There’s nothing inherently wrong with the phrase “out of an abundance of caution,” but it tends not to be altogether sincere. What follows is a precise definition of the term, as well as a couple different contexts in which it has been used recently.

During Covid

Recall that during Covid, one heard more and more the phrase “Out of an abundance of caution…”  It was usually the beginning of bad news. Something or other was being closed or they would no longer be providing services.

For example: 

“Out of an abundance of caution, we are closing the gym facilities.” 
“Out of an abundance of caution, we have closed the dine-in option, but are still available for takeout.”  
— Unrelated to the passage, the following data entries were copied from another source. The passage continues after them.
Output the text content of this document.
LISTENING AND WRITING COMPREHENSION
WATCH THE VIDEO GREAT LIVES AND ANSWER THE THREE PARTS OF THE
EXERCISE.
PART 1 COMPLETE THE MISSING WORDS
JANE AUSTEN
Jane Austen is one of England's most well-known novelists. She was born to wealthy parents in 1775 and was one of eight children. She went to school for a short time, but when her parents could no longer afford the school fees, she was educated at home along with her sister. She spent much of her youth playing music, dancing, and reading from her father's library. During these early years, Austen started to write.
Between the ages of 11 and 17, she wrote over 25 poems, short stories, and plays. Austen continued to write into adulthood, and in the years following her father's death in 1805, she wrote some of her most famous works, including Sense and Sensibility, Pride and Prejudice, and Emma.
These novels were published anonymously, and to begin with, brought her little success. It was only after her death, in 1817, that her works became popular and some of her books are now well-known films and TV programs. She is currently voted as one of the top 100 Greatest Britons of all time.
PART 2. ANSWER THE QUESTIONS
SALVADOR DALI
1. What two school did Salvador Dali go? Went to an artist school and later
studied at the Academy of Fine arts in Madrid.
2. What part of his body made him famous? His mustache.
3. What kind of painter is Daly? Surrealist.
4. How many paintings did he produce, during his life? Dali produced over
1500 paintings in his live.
This phrase means that an individual or organization is not only being cautious; but frankly, they are probably going overboard, just to make sure that you, the customer, is safe.  Your safety is beyond doubt because of this abundance (meaning a big amount) of caution.  Cambridge Dictionary defines an abundance of caution as “being extremely careful to avoid a particular risk, even if the risk is small.”
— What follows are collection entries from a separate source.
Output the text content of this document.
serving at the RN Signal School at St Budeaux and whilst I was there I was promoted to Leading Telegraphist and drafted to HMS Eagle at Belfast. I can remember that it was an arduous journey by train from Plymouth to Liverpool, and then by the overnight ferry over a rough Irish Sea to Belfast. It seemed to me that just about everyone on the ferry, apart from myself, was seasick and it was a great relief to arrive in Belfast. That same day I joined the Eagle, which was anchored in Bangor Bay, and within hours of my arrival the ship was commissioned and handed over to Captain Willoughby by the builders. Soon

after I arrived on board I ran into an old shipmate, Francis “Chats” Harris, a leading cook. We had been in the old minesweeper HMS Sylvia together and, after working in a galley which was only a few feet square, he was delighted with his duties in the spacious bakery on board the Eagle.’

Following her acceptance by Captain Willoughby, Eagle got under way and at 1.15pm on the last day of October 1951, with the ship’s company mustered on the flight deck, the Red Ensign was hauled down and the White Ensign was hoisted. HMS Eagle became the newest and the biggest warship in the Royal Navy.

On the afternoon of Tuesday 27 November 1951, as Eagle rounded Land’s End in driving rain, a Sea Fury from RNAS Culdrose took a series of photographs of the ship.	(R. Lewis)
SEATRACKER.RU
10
(Cambridge Dictionary definition)

Yet there is often an element of hypocrisy to this phrase.  For example, if the gym in an apartment complex is closed, is it really out of an “abundance of caution,” or is it out of an abundance of laziness?  After all, now they don’t have to maintain it.  

This is my point. 

Also, our caution may become so “abundant” that it borders on cowardice.  This is not to suggest there wasn’t a real problem. Yet one cannot have 100 percent security in any circumstances. This hankering for complete safety is a trifle unbecoming and frankly unmanly.  

Undeniably, the phrase is associated with the annoying Covid restrictions. 

CBS Leaves Twitter

CBS announced that they would no longer be posting on Twitter due to an “abundance of caution,” in light of Elon Musk’s takeover of the company. It was a cynical move by CBS which inspired mirth and mockery online. But note that particular wording: “an abundance of caution.”

CBS explains their petulant decision to stop posting on Twitter:  

"In light of the uncertainty around Twitter, and out of an abundance of caution, CBS News is pausing its activity on the social media site as it continues to monitor the platform."
Jonathan Turley takes a dim view of CBS’s decision

Fox News mocks CBS, stating that they are merely “triggered” by the Musk takeover.  The “caution” here is really their own invention.  As usual, the phrase is as cynical as could be. What was the “caution” about?


Charles Kessler writes that “an abundance of caution” has gone so far as to threaten our liberties, leading us to search grandmas at airports, not to mention the Covid protocols once again.  Other times, such as the case with CBS, it is used as an alibi.

I don’t want to make quite that moral a case, but rather more of an aesthetic distinction.  When I hear someone state they acted out of “an abundance of caution,” my ears prick up and then my eyes roll.